Posted by arbrealettres sur 29 octobre 2023




    
Pensez à un nom

Laissez un nom commun vous venir à l’esprit.
Écrivez-le.
Qu’il vous plaise ou non.
Qu’il vous trahisse ou non.
Écrivez-le.

Il est presque certain qu’un adjectif vous passera alors par la tête
– pour qualifier ce nom arrivé par hasard.
Cet adjectif-là, écrivez-le aussi.
À la suite du nom. Ne le refusez pas. Cette place lui revient.
Il fait fi de toute cohérence, de toute grâce ?
Il est grotesque, banal ? Qu’importe !
Écrivez-le.

Tournevis déchu

De cette association inattendue,
entre ce nom venu par inadvertance et cet adjectif non désiré,
naît une image nouvelle, inconnue,
un trésor qui réveille la part magique des mots et notre part de mystère.
Cette part de soi-même inconnue à soi-même.

De ce rapprochement fortuit jaillissent des étincelles
qui nous révèlent une histoire du monde
oubliée, fabuleuse, archaïque et ultramoderne.
Le grain de sable entre dans la machine de l’habitude,
court-circuite sa routine,
et provoque une lumière accidentelle.

Passé, présent, futur se télescopent en un éclair
qui illumine un instant l’envers du monde.
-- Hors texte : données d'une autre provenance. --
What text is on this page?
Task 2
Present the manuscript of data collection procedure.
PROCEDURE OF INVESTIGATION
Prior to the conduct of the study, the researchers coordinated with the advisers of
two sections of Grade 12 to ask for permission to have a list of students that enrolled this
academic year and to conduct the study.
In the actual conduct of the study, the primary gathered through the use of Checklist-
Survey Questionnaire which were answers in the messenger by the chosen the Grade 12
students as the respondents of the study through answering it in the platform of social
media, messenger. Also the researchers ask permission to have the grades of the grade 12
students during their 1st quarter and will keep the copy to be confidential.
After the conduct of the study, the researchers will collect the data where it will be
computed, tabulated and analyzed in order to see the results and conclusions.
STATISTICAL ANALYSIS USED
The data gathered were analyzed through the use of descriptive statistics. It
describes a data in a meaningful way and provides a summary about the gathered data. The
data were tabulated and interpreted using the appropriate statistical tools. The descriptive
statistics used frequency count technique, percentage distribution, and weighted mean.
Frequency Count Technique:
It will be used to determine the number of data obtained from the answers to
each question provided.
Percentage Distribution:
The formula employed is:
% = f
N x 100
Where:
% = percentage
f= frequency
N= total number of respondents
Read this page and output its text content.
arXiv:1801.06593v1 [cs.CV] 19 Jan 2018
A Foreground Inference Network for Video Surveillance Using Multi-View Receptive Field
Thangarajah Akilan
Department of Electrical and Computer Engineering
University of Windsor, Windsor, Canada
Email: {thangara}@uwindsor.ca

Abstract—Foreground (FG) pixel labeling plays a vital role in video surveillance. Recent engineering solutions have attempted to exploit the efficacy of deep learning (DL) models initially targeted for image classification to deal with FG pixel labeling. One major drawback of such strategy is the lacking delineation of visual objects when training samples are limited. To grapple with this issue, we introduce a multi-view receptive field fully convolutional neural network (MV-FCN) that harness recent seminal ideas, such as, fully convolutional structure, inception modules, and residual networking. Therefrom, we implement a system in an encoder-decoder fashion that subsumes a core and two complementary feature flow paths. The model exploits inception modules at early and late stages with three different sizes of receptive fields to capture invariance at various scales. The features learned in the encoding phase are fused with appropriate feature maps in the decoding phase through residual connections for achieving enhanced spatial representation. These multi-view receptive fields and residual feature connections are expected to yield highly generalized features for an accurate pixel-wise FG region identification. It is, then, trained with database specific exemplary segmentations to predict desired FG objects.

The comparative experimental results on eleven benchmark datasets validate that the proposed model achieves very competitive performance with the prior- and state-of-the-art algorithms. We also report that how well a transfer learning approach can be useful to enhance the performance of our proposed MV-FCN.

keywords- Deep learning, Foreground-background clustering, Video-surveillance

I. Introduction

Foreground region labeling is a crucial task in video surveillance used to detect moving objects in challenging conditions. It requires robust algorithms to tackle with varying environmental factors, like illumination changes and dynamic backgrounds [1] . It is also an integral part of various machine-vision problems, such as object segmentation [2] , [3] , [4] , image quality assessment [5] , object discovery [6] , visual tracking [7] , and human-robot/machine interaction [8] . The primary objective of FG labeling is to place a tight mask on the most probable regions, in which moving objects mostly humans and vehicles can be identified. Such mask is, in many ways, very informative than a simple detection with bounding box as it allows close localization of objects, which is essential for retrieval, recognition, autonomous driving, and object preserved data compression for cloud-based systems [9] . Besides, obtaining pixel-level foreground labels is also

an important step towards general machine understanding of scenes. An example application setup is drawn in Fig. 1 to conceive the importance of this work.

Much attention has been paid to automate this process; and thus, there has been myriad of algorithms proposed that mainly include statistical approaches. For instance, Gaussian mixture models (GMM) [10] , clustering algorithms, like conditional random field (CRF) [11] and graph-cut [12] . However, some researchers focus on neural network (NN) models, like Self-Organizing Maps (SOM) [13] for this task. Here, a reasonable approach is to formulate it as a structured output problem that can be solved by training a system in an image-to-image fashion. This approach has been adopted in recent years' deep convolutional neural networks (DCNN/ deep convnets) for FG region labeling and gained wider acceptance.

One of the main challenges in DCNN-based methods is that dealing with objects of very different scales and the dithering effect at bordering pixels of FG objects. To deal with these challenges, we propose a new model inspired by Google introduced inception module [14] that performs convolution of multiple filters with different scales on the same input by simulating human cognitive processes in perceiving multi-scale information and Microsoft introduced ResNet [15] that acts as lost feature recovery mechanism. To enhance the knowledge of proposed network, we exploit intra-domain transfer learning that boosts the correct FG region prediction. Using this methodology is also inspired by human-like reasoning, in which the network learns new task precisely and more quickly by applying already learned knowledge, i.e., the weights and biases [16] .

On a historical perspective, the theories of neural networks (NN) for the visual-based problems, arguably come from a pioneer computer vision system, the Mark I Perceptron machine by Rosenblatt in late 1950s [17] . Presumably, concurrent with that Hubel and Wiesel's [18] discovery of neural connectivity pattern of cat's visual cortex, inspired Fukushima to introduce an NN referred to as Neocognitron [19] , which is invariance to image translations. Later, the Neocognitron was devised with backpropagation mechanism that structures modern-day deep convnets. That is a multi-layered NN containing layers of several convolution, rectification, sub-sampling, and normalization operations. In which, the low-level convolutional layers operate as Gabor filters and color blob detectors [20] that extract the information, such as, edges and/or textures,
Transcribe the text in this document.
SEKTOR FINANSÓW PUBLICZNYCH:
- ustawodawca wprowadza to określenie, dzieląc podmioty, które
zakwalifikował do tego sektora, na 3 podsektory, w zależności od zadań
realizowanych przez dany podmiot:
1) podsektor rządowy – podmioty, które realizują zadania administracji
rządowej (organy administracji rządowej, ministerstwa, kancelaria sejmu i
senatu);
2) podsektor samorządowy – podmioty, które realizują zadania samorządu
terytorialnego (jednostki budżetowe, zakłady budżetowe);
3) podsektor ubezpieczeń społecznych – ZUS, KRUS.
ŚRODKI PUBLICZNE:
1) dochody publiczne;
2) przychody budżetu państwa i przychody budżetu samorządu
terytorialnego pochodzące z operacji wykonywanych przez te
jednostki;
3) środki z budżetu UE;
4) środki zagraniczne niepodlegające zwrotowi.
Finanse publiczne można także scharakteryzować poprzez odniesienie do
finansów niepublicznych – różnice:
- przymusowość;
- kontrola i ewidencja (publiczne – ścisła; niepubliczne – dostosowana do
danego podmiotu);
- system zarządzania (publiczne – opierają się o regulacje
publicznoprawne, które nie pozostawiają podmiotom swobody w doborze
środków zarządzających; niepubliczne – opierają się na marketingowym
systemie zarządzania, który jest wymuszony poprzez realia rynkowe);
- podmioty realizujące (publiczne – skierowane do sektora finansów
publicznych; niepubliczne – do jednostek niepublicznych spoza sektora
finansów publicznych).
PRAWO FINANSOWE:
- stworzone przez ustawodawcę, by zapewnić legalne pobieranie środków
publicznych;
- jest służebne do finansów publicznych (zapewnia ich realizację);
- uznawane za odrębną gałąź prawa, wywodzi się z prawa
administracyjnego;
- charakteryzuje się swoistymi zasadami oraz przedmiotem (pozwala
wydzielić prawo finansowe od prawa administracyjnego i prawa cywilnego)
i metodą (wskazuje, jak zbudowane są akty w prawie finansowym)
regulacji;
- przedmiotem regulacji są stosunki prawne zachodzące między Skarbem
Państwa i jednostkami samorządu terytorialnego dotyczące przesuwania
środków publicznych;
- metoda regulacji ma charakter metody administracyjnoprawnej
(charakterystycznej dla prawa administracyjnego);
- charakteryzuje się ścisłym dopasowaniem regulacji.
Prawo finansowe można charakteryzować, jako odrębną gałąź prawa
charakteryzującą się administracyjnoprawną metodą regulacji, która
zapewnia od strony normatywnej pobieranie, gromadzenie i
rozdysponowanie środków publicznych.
Il y a quelque chose de plus.
Si on ne se laisse pas intimider
par cette langue de l’enfance et de l’inconnu,
le réel s’offre dans une profondeur nouvelle.
Il s’élargit.
En le nommant autrement, on le fait advenir autrement.
On s’autorise un rêve, une vision.

Il suffit de le dire :

Passants minimalistes
Ça y est, ils existent.
Regardons-les traverser.

Lune abstraite
Voilà qu’elle nous éclaire !

Cet exercice en est un parmi d’autres
pour s’accoutumer à la langue frontalière de la poésie.
Pour rendre à notre langage, en le détournant de son usage quotidien, sa vitalité.
Pour le rendre de nouveau fidèle à la vie, l’invraisemblable.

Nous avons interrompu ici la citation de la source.